Even if Putin, with Lukashenko’s help, managed to defuse the crisis and keep his rule intact, he is the clear loser in this drama. In an address on Saturday morning, he called Prigozhin’s actions “internal betrayal” akin to treason. For Putin, traitors are a category that he treats with far more contempt and mercilessness than even his foreign enemies. He gave rhetorical sanction, if not a promise, that Prigozhin would be destroyed. By that same evening, he agreed to let a supposed traitor walk without consequences, after he seized a Russian city with a million-person population for the better part of a day, and boasted of shooting down Russian military helicopters along his march to Moscow.

Such a reversal by Putin is not the behavior of a secure, confident autocrat.

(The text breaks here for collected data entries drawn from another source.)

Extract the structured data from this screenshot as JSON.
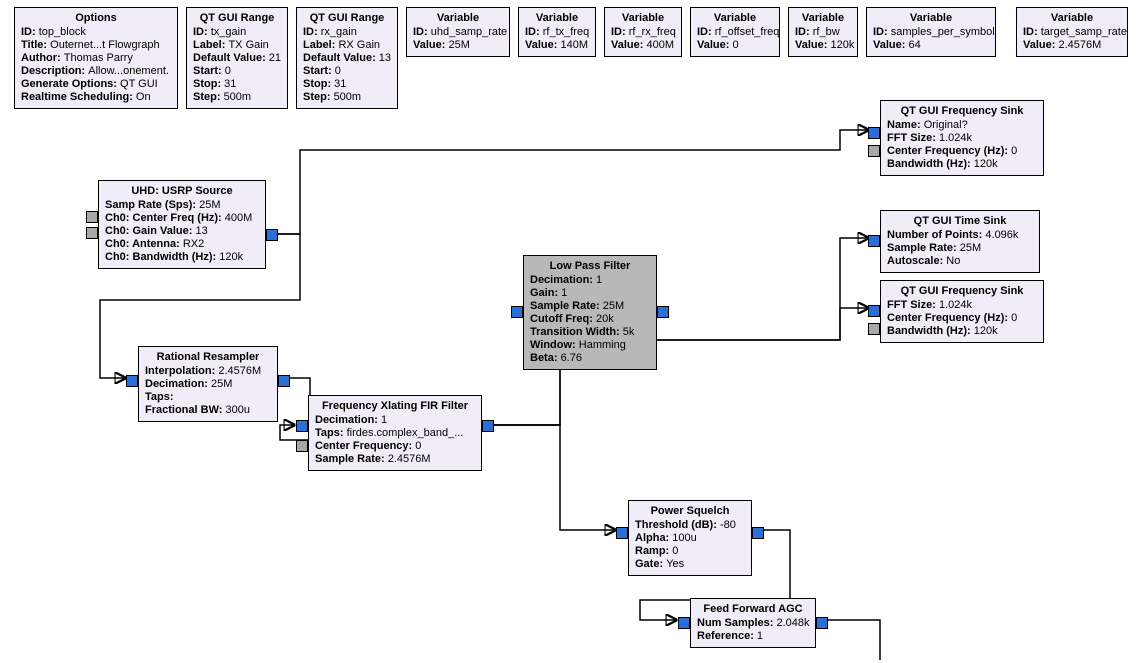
{
  "blocks": {
    "options": {
      "title": "Options",
      "rows": [
        [
          "ID:",
          "top_block"
        ],
        [
          "Title:",
          "Outernet...t Flowgraph"
        ],
        [
          "Author:",
          "Thomas Parry"
        ],
        [
          "Description:",
          "Allow...onement."
        ],
        [
          "Generate Options:",
          "QT GUI"
        ],
        [
          "Realtime Scheduling:",
          "On"
        ]
      ]
    },
    "qt_range_tx": {
      "title": "QT GUI Range",
      "rows": [
        [
          "ID:",
          "tx_gain"
        ],
        [
          "Label:",
          "TX Gain"
        ],
        [
          "Default Value:",
          "21"
        ],
        [
          "Start:",
          "0"
        ],
        [
          "Stop:",
          "31"
        ],
        [
          "Step:",
          "500m"
        ]
      ]
    },
    "qt_range_rx": {
      "title": "QT GUI Range",
      "rows": [
        [
          "ID:",
          "rx_gain"
        ],
        [
          "Label:",
          "RX Gain"
        ],
        [
          "Default Value:",
          "13"
        ],
        [
          "Start:",
          "0"
        ],
        [
          "Stop:",
          "31"
        ],
        [
          "Step:",
          "500m"
        ]
      ]
    },
    "var_uhd_samp_rate": {
      "title": "Variable",
      "rows": [
        [
          "ID:",
          "uhd_samp_rate"
        ],
        [
          "Value:",
          "25M"
        ]
      ]
    },
    "var_rf_tx_freq": {
      "title": "Variable",
      "rows": [
        [
          "ID:",
          "rf_tx_freq"
        ],
        [
          "Value:",
          "140M"
        ]
      ]
    },
    "var_rf_rx_freq": {
      "title": "Variable",
      "rows": [
        [
          "ID:",
          "rf_rx_freq"
        ],
        [
          "Value:",
          "400M"
        ]
      ]
    },
    "var_rf_offset": {
      "title": "Variable",
      "rows": [
        [
          "ID:",
          "rf_offset_freq"
        ],
        [
          "Value:",
          "0"
        ]
      ]
    },
    "var_rf_bw": {
      "title": "Variable",
      "rows": [
        [
          "ID:",
          "rf_bw"
        ],
        [
          "Value:",
          "120k"
        ]
      ]
    },
    "var_sps": {
      "title": "Variable",
      "rows": [
        [
          "ID:",
          "samples_per_symbol"
        ],
        [
          "Value:",
          "64"
        ]
      ]
    },
    "var_target_rate": {
      "title": "Variable",
      "rows": [
        [
          "ID:",
          "target_samp_rate"
        ],
        [
          "Value:",
          "2.4576M"
        ]
      ]
    },
    "usrp_source": {
      "title": "UHD: USRP Source",
      "rows": [
        [
          "Samp Rate (Sps):",
          "25M"
        ],
        [
          "Ch0: Center Freq (Hz):",
          "400M"
        ],
        [
          "Ch0: Gain Value:",
          "13"
        ],
        [
          "Ch0: Antenna:",
          "RX2"
        ],
        [
          "Ch0: Bandwidth (Hz):",
          "120k"
        ]
      ]
    },
    "rational_resampler": {
      "title": "Rational Resampler",
      "rows": [
        [
          "Interpolation:",
          "2.4576M"
        ],
        [
          "Decimation:",
          "25M"
        ],
        [
          "Taps:",
          ""
        ],
        [
          "Fractional BW:",
          "300u"
        ]
      ]
    },
    "low_pass_filter": {
      "title": "Low Pass Filter",
      "rows": [
        [
          "Decimation:",
          "1"
        ],
        [
          "Gain:",
          "1"
        ],
        [
          "Sample Rate:",
          "25M"
        ],
        [
          "Cutoff Freq:",
          "20k"
        ],
        [
          "Transition Width:",
          "5k"
        ],
        [
          "Window:",
          "Hamming"
        ],
        [
          "Beta:",
          "6.76"
        ]
      ]
    },
    "freq_xlating": {
      "title": "Frequency Xlating FIR Filter",
      "rows": [
        [
          "Decimation:",
          "1"
        ],
        [
          "Taps:",
          "firdes.complex_band_..."
        ],
        [
          "Center Frequency:",
          "0"
        ],
        [
          "Sample Rate:",
          "2.4576M"
        ]
      ]
    },
    "power_squelch": {
      "title": "Power Squelch",
      "rows": [
        [
          "Threshold (dB):",
          "-80"
        ],
        [
          "Alpha:",
          "100u"
        ],
        [
          "Ramp:",
          "0"
        ],
        [
          "Gate:",
          "Yes"
        ]
      ]
    },
    "ff_agc": {
      "title": "Feed Forward AGC",
      "rows": [
        [
          "Num Samples:",
          "2.048k"
        ],
        [
          "Reference:",
          "1"
        ]
      ]
    },
    "freq_sink_1": {
      "title": "QT GUI Frequency Sink",
      "rows": [
        [
          "Name:",
          "Original?"
        ],
        [
          "FFT Size:",
          "1.024k"
        ],
        [
          "Center Frequency (Hz):",
          "0"
        ],
        [
          "Bandwidth (Hz):",
          "120k"
        ]
      ]
    },
    "time_sink": {
      "title": "QT GUI Time Sink",
      "rows": [
        [
          "Number of Points:",
          "4.096k"
        ],
        [
          "Sample Rate:",
          "25M"
        ],
        [
          "Autoscale:",
          "No"
        ]
      ]
    },
    "freq_sink_2": {
      "title": "QT GUI Frequency Sink",
      "rows": [
        [
          "FFT Size:",
          "1.024k"
        ],
        [
          "Center Frequency (Hz):",
          "0"
        ],
        [
          "Bandwidth (Hz):",
          "120k"
        ]
      ]
    }
  }
}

In his address, Putin cited a historical analogy that should bring little comfort. “Such a blow was dealt to Russia in 1917, when the country was waging the First World War,” he said, referencing the notion of stolen victory and “a stab in the back of our country and our people.” But that story of revolutionary subterfuge during wartime did not end well for the tsar. Not only did Nicholas II fail to reconstitute his power and continue to rule, he lost control of the country, setting up the disintegration of the Russian Empire and the rise of the Bolsheviks. Wars abroad have a way of unleashing uncontrollable political processes at home. Power everywhere, but especially in an autocracy such as Putin’s Russia, is ultimately a myth—a kind of collective agreement, often subconscious, to acknowledge and abide by the authority of a given individual. Putin, at least for now, appears to have put down the Prigozhin coup, but the myth that undergirds his rule will have taken its most serious hit yet, and the echoes of 1917 may prove far closer than Putin would like to imagine.